We are delighted to have Professor in Digital Culture and Society Mercedes Bunz as one of this year’s speakers of our Goethe Annual Lecture series at the Goethe-Institut London. Her talk explores the particular power of AI systems using work from contemporary artists to reveal the human misunderstanding regarding AI.
As part of the Goethe-Institut London's 60th anniversary, we are celebrating with 3 Goethe Annual Lectures this year featuring author Mithu Sanyal, musician Matthew Herbert and Professor Mercedes Bunz.
In her talk, Mercedes Bunz will dig into the ways contemporary AI systems ‘calculate meaning’ - a field traditionally assigned to culture. She will explore ways in which AI systems analyse our world, and could transform our culture by assisting us with their intelligence – albeit not human intelligence.
Using work from contemporary artists and researchers such as Memo Atken, Rafik Anadol, Stephanie Dinkins, Adam Harvey, and Allison Parrish, the talk will discuss not only how artists can help us in understanding the particular power of AI systems, but also how AI systems make sense of our world and symbols. At the same time, these playful, curious, and sometimes critical artistic approaches toward AI point to something else according to Mercedes Bunz: a profound human misunderstanding of the culture of AI.

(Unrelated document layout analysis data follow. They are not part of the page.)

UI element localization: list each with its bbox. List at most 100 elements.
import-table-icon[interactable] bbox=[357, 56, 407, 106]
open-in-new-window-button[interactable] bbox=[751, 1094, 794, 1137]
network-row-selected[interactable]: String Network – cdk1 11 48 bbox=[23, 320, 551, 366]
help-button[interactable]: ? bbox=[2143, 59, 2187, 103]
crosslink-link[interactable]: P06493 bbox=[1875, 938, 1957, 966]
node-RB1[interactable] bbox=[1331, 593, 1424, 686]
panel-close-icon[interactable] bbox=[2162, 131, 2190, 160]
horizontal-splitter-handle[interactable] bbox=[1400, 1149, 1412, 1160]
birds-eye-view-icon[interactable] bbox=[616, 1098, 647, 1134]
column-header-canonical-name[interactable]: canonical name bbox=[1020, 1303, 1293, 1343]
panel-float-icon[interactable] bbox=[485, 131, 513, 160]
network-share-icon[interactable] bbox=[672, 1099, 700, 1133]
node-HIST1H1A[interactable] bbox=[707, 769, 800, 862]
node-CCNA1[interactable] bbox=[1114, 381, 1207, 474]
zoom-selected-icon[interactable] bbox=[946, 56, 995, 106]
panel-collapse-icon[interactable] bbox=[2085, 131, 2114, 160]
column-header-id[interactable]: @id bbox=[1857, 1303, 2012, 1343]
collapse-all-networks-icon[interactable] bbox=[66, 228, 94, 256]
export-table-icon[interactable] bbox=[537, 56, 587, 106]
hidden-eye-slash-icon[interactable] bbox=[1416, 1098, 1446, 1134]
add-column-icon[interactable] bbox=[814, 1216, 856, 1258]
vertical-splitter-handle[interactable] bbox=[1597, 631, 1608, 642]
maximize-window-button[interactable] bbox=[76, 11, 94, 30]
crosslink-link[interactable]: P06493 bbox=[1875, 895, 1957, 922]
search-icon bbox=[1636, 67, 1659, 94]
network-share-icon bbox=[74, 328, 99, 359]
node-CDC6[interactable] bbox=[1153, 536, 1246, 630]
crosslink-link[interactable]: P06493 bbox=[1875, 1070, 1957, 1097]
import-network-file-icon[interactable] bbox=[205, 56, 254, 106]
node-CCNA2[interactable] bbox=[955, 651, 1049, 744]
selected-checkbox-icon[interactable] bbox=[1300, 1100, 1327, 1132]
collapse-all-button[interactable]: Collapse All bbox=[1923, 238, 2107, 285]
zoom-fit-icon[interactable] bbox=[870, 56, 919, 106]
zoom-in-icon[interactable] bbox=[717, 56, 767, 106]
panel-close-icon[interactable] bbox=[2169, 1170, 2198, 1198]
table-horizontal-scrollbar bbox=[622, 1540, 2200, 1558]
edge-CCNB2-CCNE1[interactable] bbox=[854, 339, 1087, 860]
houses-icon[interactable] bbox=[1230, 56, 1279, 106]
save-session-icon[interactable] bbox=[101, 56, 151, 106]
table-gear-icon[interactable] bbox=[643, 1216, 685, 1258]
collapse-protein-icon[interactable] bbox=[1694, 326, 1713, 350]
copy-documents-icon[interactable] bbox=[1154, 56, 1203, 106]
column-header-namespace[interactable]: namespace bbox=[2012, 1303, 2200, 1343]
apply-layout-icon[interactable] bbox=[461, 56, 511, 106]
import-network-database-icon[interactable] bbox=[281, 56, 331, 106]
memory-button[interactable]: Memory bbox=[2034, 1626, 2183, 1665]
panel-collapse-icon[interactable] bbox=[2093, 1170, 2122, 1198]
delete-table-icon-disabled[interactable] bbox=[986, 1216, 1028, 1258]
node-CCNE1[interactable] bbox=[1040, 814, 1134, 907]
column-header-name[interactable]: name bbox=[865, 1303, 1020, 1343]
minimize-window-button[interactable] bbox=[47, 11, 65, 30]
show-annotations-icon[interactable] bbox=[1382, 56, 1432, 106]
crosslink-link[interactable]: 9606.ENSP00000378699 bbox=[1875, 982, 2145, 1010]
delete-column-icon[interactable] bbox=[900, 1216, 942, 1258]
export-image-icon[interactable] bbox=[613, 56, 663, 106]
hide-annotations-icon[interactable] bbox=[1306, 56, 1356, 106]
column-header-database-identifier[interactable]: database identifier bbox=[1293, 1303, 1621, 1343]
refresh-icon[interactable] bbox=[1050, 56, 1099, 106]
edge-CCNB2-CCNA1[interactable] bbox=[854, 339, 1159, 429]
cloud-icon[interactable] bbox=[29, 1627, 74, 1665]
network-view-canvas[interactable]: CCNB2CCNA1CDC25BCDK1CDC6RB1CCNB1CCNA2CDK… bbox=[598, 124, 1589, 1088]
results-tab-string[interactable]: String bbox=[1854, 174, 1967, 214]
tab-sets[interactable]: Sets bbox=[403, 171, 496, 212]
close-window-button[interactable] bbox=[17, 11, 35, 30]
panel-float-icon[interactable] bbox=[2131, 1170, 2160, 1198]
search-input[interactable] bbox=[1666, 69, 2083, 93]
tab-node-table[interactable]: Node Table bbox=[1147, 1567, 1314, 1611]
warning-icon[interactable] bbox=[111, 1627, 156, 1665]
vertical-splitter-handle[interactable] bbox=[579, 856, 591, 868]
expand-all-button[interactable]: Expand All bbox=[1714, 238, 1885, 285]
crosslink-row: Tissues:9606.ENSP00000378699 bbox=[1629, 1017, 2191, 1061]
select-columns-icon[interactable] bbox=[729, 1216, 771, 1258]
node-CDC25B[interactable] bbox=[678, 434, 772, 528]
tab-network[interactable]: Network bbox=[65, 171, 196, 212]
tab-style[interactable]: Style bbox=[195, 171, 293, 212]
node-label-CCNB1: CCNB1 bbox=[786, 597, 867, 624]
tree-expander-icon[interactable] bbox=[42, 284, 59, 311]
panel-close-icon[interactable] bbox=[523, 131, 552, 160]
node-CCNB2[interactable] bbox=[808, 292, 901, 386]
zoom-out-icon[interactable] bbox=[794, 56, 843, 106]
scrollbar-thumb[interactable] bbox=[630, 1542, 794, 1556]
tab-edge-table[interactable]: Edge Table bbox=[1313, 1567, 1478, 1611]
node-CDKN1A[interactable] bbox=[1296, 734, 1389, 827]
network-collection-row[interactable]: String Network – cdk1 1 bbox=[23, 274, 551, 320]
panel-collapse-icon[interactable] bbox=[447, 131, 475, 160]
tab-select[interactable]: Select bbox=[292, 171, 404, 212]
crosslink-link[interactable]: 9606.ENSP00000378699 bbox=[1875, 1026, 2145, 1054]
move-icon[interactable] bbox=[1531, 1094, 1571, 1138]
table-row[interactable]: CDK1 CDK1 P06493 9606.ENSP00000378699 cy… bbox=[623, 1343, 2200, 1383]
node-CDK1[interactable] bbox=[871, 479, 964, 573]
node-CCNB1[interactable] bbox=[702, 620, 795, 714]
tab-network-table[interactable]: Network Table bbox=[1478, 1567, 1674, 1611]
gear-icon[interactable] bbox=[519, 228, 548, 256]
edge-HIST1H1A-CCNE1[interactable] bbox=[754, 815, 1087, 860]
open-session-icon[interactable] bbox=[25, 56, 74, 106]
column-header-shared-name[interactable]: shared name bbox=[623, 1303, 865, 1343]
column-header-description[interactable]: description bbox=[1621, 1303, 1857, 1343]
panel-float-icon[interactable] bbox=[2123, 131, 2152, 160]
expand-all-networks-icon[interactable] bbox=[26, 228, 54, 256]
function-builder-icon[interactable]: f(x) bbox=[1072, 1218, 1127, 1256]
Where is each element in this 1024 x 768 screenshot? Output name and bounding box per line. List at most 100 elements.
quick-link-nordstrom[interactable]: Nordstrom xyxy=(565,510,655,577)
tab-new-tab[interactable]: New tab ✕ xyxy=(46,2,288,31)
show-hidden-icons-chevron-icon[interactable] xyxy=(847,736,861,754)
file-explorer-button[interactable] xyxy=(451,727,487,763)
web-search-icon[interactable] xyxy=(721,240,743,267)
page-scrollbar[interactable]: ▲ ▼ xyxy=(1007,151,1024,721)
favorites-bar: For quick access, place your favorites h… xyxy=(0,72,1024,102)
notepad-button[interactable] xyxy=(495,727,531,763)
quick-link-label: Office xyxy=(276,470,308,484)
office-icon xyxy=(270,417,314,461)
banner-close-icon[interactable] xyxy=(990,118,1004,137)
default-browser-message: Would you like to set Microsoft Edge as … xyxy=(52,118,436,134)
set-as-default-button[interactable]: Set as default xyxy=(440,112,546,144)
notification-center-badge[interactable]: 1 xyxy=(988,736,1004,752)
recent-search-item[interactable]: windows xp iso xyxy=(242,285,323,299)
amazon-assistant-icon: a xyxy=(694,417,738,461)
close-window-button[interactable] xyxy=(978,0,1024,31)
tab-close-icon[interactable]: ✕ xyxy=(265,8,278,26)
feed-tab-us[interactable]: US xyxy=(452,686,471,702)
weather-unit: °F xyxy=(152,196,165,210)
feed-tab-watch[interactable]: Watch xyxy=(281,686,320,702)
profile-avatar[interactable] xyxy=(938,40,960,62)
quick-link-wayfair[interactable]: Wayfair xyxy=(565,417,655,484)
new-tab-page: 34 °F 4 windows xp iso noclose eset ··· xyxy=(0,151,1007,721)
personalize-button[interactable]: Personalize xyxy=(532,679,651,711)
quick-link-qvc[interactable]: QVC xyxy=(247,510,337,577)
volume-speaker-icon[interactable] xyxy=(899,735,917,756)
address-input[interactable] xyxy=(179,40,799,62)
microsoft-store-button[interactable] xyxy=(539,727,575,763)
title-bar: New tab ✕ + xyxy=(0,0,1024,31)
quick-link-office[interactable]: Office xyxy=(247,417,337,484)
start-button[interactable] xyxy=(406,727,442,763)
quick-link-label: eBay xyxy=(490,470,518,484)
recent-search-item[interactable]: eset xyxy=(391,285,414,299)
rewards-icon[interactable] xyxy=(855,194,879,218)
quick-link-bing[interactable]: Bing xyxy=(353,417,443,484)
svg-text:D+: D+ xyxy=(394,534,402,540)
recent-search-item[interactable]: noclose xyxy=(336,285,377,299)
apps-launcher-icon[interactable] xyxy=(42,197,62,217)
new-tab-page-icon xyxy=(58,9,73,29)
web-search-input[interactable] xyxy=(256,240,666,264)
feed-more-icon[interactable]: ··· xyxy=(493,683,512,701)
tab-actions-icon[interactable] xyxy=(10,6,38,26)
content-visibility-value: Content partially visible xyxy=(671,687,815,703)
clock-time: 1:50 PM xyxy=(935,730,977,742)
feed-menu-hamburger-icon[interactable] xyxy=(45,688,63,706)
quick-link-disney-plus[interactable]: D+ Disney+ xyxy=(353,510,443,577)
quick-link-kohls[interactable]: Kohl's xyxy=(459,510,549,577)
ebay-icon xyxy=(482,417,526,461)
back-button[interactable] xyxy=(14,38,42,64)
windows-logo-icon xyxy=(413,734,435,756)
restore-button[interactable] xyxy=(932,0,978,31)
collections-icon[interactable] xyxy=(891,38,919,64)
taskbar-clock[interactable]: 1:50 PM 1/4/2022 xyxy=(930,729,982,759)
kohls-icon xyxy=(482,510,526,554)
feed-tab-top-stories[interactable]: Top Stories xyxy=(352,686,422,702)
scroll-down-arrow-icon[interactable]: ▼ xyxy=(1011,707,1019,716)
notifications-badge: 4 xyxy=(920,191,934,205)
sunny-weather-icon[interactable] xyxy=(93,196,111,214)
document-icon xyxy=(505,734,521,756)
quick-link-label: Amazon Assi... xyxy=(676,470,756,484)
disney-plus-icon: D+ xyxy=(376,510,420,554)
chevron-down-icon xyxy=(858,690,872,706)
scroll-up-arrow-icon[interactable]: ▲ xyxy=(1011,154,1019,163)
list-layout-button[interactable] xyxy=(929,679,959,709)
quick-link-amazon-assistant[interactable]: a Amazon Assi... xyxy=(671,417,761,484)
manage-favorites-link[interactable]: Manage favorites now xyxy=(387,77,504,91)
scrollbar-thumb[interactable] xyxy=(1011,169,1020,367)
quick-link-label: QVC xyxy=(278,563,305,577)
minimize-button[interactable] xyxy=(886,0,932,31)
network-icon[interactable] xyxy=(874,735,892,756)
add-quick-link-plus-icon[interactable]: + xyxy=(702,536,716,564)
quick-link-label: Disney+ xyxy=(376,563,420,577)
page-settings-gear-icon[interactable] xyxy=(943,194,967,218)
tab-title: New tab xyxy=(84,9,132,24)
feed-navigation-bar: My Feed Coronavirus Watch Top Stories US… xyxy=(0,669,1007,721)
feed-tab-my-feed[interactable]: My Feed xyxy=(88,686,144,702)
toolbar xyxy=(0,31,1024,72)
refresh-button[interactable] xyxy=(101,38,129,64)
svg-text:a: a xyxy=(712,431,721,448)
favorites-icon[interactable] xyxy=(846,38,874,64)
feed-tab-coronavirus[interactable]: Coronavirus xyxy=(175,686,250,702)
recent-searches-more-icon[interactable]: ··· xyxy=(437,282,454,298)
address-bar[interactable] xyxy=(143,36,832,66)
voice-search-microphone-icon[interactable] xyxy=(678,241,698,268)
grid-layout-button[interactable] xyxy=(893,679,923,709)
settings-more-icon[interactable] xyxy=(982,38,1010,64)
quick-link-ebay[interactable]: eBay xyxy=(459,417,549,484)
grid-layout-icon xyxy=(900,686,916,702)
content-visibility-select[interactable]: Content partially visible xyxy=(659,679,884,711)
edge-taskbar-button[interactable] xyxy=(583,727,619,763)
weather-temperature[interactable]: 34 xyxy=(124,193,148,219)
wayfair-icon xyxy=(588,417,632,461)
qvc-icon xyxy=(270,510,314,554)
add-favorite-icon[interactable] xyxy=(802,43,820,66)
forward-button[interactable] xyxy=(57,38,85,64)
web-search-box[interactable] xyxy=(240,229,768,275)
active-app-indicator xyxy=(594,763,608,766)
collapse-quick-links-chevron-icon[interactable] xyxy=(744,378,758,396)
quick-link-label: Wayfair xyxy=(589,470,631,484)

Mercedes Bunz is a professor in Digital Culture and Society at the Department of Digital Humanities, King's College London. She studied Philosophy, Art History, and Media Studies at the FU Berlin and the Bauhaus University Weimar, and wrote her thesis on ‘The history of the internet-driven by a deep curiosity about digital technology'. Until today, she has not been disappointed by the transforming field that is digital technology, which provides her reliably with new aspects to think constantly about.
At the moment, that is Artificial Intelligence and ‘machine learning’. Delving into the topics of AI and ‘machine learning’, Bunz co-leads the Creative AI Lab, a collaboration with the Serpentine Gallery, London. Her latest publications are 'How Not to Be Governed Like That by Our Digital Technologies' in The Ends of Critique: Methods, Institutions, Politics, edited by K. Thiele, B. Kaiser, T. O’Leary (Rowman & Littlefield) and with Claudia Aradau 'Dismantling the apparatus of domination? Left critiques of AI' in Radical Philosophy.
Past speakers of our Annual Lecture include Dan Hicks (2021), Sharon Dodua Otoo (2020), John Kampfner (2019), Brendan Simms (2018), Anne McElvoy (2017), Neil MacGregor (2016), Christopher Clark (2014), David Chipperfield (2012), Norman Rosenthal (2010), Tacita Dean (2006), Peter Jonas (2005), Ian Kershaw (2003), Richard Wentworth (2002) and AS Byatt (2001).